February 14, 2005, 04:48:31 am #23 Last Edit: February 14, 2005, 07:45:31 am by TJ_Kat
Thank you Lawrence.

Any idea what the green and orange/yellow ones might be?

Darklegion: Isn't the red video the last pin on the connector?


So no one thinks the problems has to do with using much too strong of resistors for sync, and wimpy little capacitors for the video?

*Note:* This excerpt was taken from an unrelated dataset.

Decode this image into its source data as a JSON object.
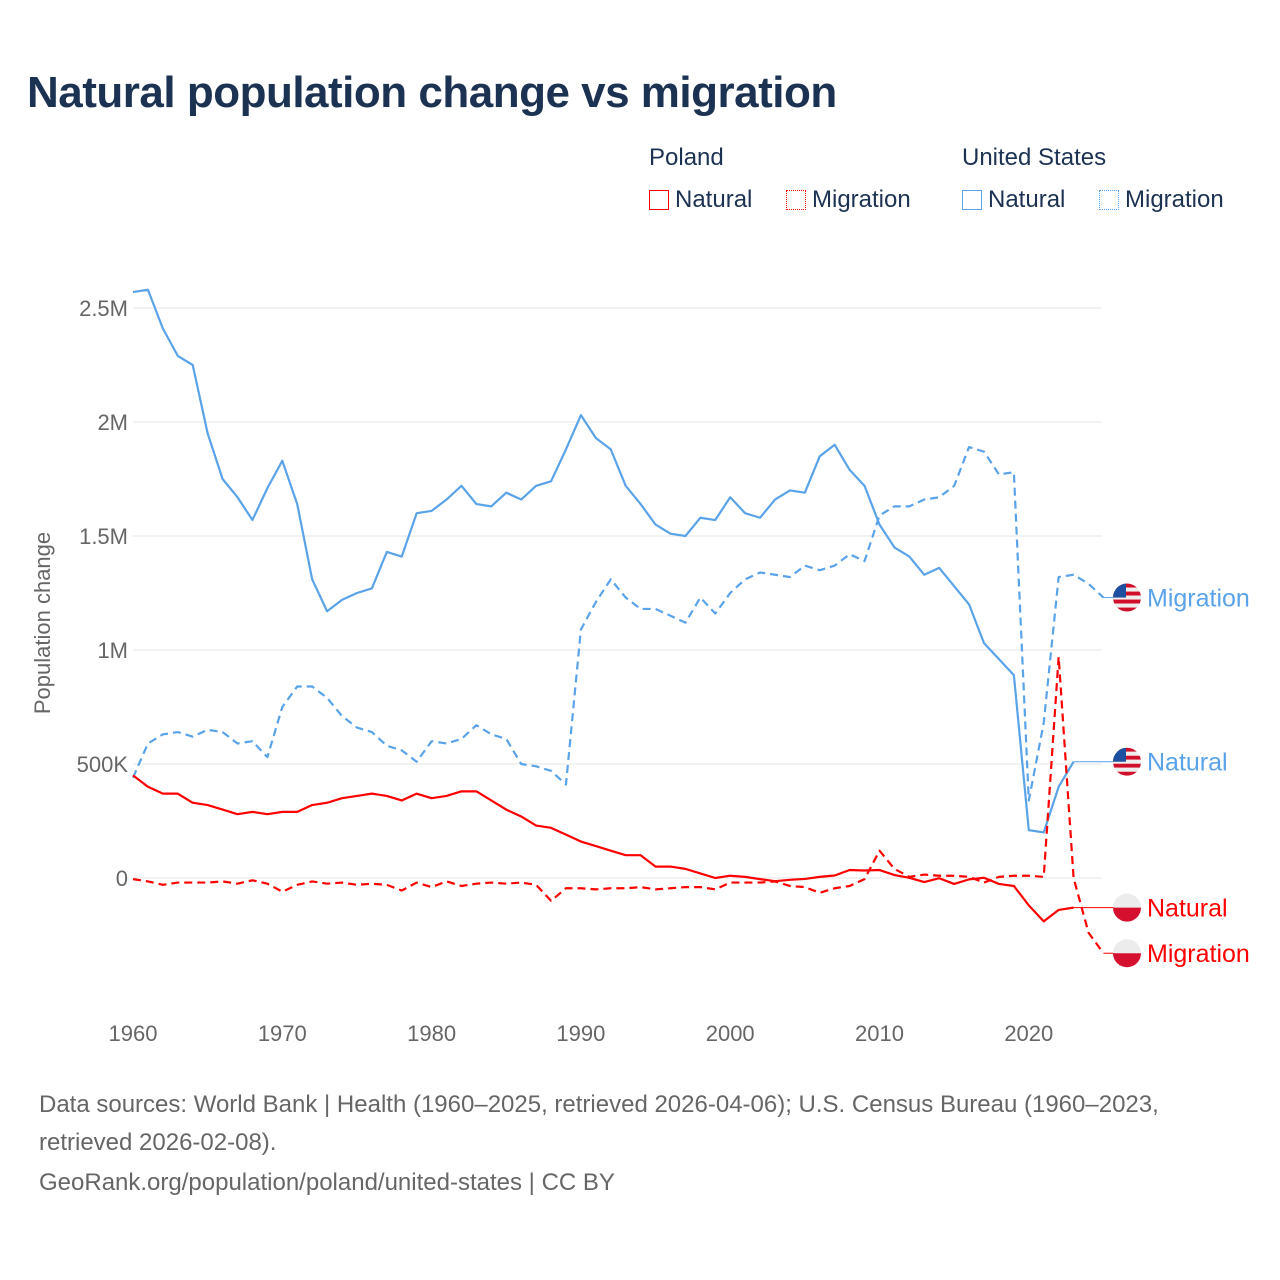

UPDATE: Got myself a multimeter, and I think I have found the problem. At some point, the blue video line is coming into direct contact with both syncs and the ground. This could cause me to have very little blue?

Darklegion

Yes you are right TJ,the red is the last pin.In my case the cable was kinked just before the ferrite bead and so flattening it out helped things(the connector is still dodgy though)As for your blue issue,clean up the circuit board with desolder braid and a pin,there may be some hairline shorts that you cannot see with the eye (or just haven't noticed)

NFG

Green ones are usually coils, and the yellow ones are typically capacitors.  

TJ_Kat

I don't think the problem is on the circuit board. The blue video circuit doesn't go anywhere near any of the other circuits it's connected to.

The problem must be inside the cables... or at the connectors at the end. *grumble grumble*

Is there an easy way to remove vga and dc connectors without breaking them?

PS. Forgive my ignorance, but what's desolder braid?

kendrick

For lack of a better term, desolder braids are like wiry 'sponges' that soak up solder, moving it away from the circuit board or join or whatever place it's sitting. Other options include the use of a desoldering bulb, which actively suctions solder up and away from the join. Some people use a combination of gravity and a plain old stranded copper wire, which has the advantage of being cheap and disposable.

-KKC, feeling manly after changing the oil in his old Toyota.